Osteonecrosis of the femoral head (ONFH) is a devastating and irreversible hip disease usually associated with increased oxidative stress due to the clinical application of high-dose or long-term glucocorticoids (GCs). Previous publications have demonstrated protein disulfide isomerase (PDI) plays a critical role in regulating cellular production of reactive oxygen species (ROS). We therefore ask whether interfering PDI could affect GCs-stimulated osteoclastogenesis. To test the hypothesis, we conducted bioinformatics and network analysis based on potential gene targets of steroid-induced osteonecrosis of the femoral head (SIONFH) in light of multiple databases and concomitantly verified the associated biological effect via the in vitro model of dexamethasone (DEX)-stimulated osteoclastogenesis. The results revealed 70 potential gene targets for SIONFH intervention, including the P4HB gene that encodes PDI. Further analysis based on network topology-based analysis techniques (NTA), protein-protein interaction (PPI) networks, and mouse cell atlas database identified the importance of PDI in regulating the cellular redox state of osteoclast during ONFH. Western blotting (WB) validations also indicated that PDI may be a positive regulator in the process of DEX-stimulated osteoclastogenesis. Hence, various PDI inhibitors were subjected to molecular docking with PDI and their performances were analyzed, including 3-Methyltoxoflavin (3 M) which inhibits PDI expression, and ribostamycin sulfate (RS) which represses PDI chaperone activity. The binding energies of DEX, 3 M, and RS to PDI were -5.3547, -4.2324, and -5.9917 kcal/mol, respectively. The Protein-Ligand Interaction Profiler (PLIP) analysis demonstrated that both hydrogen bonds and hydrophobic interactions were the key contributions to the DEX-PDI and 3M-PDI complexes, while only hydrogen bonds were identified as the predominant driving forces in the RS-PDI complex. Subsequent experiments showed that both 3 M and RS reduced osteoclast differentiation and bone resorption activity by stifling the expression of osteoclastic markers. This reduction was primarily due to the PDI inhibitors boosting the antioxidant system, thereby reducing the production of intracellular ROS. In conclusion, our results supported PDI's involvement in SIONFH progression by regulating ROS in osteoclasts and highlighted PDI inhibitors may serve as potential options for SIONFH treatment.
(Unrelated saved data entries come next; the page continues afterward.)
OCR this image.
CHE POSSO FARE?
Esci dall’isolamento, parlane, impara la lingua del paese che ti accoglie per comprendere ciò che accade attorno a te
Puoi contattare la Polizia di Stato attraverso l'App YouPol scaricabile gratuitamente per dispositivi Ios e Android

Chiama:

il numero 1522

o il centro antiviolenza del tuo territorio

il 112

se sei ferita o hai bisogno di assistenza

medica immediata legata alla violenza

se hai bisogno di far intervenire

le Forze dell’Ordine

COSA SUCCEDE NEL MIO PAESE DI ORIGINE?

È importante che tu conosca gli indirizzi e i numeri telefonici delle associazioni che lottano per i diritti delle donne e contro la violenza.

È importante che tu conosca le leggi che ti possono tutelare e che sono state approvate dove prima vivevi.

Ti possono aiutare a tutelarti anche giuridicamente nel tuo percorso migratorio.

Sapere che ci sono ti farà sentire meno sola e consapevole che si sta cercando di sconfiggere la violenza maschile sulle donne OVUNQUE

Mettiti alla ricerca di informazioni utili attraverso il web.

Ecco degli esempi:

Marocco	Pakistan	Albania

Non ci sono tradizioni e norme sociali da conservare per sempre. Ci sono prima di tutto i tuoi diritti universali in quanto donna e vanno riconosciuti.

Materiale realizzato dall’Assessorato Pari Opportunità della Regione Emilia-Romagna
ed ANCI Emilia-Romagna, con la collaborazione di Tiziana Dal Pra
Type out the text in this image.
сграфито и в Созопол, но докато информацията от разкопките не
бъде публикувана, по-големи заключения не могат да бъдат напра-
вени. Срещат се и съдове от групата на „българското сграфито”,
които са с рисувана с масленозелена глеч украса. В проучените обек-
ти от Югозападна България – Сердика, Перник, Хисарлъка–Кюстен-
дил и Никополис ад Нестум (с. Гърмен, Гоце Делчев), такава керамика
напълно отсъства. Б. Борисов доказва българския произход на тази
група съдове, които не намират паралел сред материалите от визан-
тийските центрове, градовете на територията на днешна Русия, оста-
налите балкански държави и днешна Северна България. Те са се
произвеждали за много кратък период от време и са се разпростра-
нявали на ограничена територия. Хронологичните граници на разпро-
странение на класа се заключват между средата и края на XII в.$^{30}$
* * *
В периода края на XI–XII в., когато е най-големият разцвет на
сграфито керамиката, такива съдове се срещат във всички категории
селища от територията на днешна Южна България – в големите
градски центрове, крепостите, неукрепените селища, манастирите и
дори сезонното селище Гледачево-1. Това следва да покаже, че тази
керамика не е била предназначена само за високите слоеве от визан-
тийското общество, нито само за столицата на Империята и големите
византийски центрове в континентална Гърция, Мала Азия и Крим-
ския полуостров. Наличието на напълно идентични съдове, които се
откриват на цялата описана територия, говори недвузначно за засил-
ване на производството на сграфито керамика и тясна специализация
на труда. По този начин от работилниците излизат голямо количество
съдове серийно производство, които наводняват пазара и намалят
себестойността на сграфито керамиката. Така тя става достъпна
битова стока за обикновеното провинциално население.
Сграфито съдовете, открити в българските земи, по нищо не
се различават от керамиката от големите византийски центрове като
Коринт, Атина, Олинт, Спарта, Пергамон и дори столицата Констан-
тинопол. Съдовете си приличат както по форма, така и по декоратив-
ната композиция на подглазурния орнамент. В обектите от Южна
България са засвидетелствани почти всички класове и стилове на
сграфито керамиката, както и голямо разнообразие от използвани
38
股骨头坏死(ONFH)是一种破坏性且不可逆转的髋关节疾病,通常与临床应用大剂量或长期糖皮质激素(GCs)导致的氧化应激增加有关。先前的出版物表明,蛋白二硫键异构酶(PDI)在调节细胞产生活性氧(ROS)方面起着关键作用。因此,我们想知道是否干扰 PDI 会影响 GCs 刺激的破骨细胞形成。为了验证这一假设,我们基于多个数据库,针对类固醇诱导的股骨头坏死(SIONFH)的潜在基因靶点进行了生物信息学和网络分析,并通过体外地塞米松(DEX)刺激破骨细胞形成模型同时验证了相关的生物学效应。结果显示,SIONFH 干预的 70 个潜在基因靶点,包括编码 PDI 的 P4HB 基因。基于网络拓扑分析技术(NTA)、蛋白质-蛋白质相互作用(PPI)网络和小鼠细胞图谱数据库的进一步分析确定了 PDI 在调节 ONFH 期间破骨细胞细胞氧化还原状态中的重要性。Western blot(WB)验证也表明,PDI 可能是 DEX 刺激破骨细胞形成过程中的正调节剂。因此,对各种 PDI 抑制剂进行了与 PDI 的分子对接,并分析了它们的性能,包括抑制 PDI 表达的 3-甲基托黄素(3M)和抑制 PDI 伴侣活性的硫酸核糖霉素(RS)。DEX、3M 和 RS 与 PDI 的结合能分别为-5.3547、-4.2324 和-5.9917 kcal/mol。蛋白-配体相互作用分析器(PLIP)分析表明,氢键和疏水相互作用都是 DEX-PDI 和 3M-PDI 复合物的关键贡献因素,而只有氢键被确定为 RS-PDI 复合物的主要驱动力。随后的实验表明,3M 和 RS 通过抑制破骨细胞标志物的表达来减少破骨细胞分化和骨吸收活性。这种减少主要是由于 PDI 抑制剂增强了抗氧化系统,从而减少了细胞内 ROS 的产生。总之,我们的结果支持 PDI 通过调节破骨细胞中的 ROS 参与 SIONFH 的进展,并强调 PDI 抑制剂可能成为 SIONFH 治疗的潜在选择。